Last week I mentioned my upcoming workshop at Writers Victoria on 5 March. As part of this I was sent some questions relating to pitching and my responses, below, are also posted on the WritersVic website. If interested, sign up now as there are only a couple of spots left.
• Why do you think there’s so much confusion between synopses and pitches?
It’s possible the term ‘pitching’ has bled into book publishing from newspaper and magazine writing, advertising, and film and TV, but in many ways it’s inaccurate. In essence pitching describes an engaging idea or concept for something; it’s succinct and simple, which are not your go-to adjectives for (most) books.
At writers’ festivals and writers’ centres around the country pitching panels have become increasingly popular opportunities for aspiring writers to access trade publishers. For perhaps as long as five minutes the ‘lucky’ participants – sweaty of palm, weak of knee and dry of throat – try to interest the panel by talking about the hook, the story and themes of their manuscript, and, of course, about their own writing props and profile.
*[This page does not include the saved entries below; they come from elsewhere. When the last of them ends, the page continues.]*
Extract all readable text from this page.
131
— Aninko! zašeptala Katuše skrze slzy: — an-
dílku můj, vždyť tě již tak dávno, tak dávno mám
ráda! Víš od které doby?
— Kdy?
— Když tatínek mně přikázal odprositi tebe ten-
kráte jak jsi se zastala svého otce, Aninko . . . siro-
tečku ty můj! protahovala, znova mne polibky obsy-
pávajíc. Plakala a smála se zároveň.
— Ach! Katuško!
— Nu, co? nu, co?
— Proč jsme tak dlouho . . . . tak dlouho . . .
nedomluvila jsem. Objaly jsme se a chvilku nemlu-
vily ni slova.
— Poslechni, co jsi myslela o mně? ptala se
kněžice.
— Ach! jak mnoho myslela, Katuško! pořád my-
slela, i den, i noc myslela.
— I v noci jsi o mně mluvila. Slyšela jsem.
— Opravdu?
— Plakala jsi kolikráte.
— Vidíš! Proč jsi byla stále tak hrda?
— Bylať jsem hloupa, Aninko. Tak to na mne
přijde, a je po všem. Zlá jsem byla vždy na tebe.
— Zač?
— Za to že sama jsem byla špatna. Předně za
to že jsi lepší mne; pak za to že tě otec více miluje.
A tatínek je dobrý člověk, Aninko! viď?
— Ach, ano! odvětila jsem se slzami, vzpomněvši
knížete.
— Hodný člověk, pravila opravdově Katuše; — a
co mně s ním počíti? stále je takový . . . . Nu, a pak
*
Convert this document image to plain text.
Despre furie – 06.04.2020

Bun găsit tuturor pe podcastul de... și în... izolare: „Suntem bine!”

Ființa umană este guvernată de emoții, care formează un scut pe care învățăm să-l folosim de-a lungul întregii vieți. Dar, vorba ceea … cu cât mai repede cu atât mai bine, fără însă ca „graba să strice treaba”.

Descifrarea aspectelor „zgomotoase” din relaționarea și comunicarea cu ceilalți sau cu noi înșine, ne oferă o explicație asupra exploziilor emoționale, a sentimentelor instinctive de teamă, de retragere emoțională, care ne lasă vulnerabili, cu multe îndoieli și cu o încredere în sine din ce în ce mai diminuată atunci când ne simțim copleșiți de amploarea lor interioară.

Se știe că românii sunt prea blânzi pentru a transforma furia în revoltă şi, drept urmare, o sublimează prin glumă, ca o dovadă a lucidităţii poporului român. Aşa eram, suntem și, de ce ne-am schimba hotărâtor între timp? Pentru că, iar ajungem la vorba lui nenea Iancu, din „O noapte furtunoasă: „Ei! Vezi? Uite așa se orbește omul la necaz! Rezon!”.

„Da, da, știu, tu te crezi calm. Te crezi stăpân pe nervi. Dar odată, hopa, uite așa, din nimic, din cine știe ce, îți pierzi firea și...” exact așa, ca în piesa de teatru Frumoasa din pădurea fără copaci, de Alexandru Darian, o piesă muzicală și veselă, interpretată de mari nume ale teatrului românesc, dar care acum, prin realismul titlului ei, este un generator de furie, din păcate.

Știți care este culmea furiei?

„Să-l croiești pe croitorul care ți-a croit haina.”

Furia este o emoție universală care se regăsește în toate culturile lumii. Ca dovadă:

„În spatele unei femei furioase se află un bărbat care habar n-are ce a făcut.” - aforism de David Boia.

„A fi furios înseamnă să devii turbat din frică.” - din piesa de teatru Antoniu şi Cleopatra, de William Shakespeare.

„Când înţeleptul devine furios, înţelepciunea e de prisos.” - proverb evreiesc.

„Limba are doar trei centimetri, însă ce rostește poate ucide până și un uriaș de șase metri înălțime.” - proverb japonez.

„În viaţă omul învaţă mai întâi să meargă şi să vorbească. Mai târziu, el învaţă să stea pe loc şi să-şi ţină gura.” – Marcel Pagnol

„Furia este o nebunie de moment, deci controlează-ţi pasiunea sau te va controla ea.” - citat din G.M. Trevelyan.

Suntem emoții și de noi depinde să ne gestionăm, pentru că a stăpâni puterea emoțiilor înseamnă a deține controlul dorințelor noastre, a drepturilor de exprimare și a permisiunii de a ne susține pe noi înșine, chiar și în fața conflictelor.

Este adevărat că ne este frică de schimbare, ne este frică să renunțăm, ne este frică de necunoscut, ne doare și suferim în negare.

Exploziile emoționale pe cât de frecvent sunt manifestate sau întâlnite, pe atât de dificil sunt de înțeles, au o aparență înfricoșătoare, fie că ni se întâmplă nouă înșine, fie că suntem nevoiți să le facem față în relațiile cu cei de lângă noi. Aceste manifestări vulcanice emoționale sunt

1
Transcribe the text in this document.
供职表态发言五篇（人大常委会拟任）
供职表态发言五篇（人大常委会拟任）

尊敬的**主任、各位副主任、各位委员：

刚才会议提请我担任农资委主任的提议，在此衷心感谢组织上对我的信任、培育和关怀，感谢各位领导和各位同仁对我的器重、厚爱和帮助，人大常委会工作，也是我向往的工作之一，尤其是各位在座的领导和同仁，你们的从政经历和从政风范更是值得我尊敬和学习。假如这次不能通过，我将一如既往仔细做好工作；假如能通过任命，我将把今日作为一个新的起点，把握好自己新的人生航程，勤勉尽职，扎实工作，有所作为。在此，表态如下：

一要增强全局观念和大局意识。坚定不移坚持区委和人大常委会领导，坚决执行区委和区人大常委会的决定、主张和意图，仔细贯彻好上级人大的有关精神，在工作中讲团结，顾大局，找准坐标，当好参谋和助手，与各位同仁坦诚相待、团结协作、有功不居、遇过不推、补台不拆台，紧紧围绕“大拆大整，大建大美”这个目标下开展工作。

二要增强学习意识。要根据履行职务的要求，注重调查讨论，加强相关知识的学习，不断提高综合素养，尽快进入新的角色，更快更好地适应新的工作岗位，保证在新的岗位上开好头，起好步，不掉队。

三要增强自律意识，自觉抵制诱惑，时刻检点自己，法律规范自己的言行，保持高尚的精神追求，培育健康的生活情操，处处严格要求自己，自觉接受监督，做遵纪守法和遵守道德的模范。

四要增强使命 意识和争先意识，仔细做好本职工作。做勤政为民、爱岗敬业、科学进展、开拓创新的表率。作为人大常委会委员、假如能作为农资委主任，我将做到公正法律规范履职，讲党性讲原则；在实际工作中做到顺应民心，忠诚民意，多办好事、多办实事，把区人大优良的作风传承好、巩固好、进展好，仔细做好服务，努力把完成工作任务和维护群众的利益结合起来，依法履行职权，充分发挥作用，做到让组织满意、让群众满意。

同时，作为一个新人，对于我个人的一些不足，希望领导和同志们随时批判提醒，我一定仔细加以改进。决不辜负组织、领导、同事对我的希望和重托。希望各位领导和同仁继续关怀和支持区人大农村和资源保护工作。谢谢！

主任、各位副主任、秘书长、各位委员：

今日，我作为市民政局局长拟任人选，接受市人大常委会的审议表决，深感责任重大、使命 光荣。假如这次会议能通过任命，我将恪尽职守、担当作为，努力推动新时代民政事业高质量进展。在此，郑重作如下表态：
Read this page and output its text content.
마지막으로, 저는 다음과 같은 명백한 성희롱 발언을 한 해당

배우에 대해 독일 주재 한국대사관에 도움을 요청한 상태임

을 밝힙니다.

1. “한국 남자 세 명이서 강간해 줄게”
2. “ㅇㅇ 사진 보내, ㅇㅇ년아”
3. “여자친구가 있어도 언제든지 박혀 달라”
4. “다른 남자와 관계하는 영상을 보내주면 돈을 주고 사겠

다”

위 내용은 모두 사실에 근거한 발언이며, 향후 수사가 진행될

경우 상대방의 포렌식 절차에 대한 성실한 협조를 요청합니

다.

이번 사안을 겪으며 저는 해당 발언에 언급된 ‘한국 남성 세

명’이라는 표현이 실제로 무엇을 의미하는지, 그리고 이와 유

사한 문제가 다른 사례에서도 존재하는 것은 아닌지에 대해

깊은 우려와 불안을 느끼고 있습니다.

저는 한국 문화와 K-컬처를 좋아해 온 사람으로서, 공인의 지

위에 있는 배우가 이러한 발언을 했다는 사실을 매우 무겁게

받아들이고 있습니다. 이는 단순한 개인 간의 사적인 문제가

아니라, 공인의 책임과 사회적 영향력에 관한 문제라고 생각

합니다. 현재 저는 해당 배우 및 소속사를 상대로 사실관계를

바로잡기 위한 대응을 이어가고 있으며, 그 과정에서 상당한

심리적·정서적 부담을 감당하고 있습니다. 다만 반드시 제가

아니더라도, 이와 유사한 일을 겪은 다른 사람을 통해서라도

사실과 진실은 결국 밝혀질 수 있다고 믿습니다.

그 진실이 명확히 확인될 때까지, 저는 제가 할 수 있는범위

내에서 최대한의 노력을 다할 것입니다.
A verbal pitch such as this differs from a written submission, and is very different from a synopsis.
For written submissions for works of fiction, a synopsis, cover letter (the closest thing to a pitch) and sample chapters should always be included, mindful that the entire manuscript is ready to be sent if the publisher requests it. For non-fiction submissions what’s needed is a proposal, which includes a paragraph summary for each chapter, along with a cover letter and a couple of chapters (if they’ve been written). Unlike fiction, a partial manuscript, or even just a detailed outline (if it’s a known and skilled writer) might be all that’s necessary to snare a deal.
• How can an author know when to persist in pitching a manuscript and when to give up?
There will always be apocryphal stories of writers who, repeatedly spurned by publishers, go on to be discovered and championed by one visionary, thence to be embraced by the world. It happens, I guess, but it doesn’t happen much. Publishers read a great deal and it’s their business to be passionate about finding new voices and new stories. Sure, sometimes they get it wrong but most times they know what they’re doing. If your rejection slips have now reached double figures, chances are not you’re not going to find a home for your manuscript – at least for now. Put it away and start on something else.
• What’s the biggest no-no when pitching?
There are two pet peeves I have about submissions, each as maddening as the other.
1) Not doing your homework. Go into bookshops and see where your manuscript would sit on the shelves and decide which three publishers would be the best fit. Does your work compete with or complement existing titles that they publish? How does your manuscript distinguish itself?
2) Making empty claims about the importance of your work. It’s not your job to say how great your manuscript is (unless it contains major discoveries – in which case you’ll have a major news profile to capitalise on); publishers rightly think assessing the work is their job.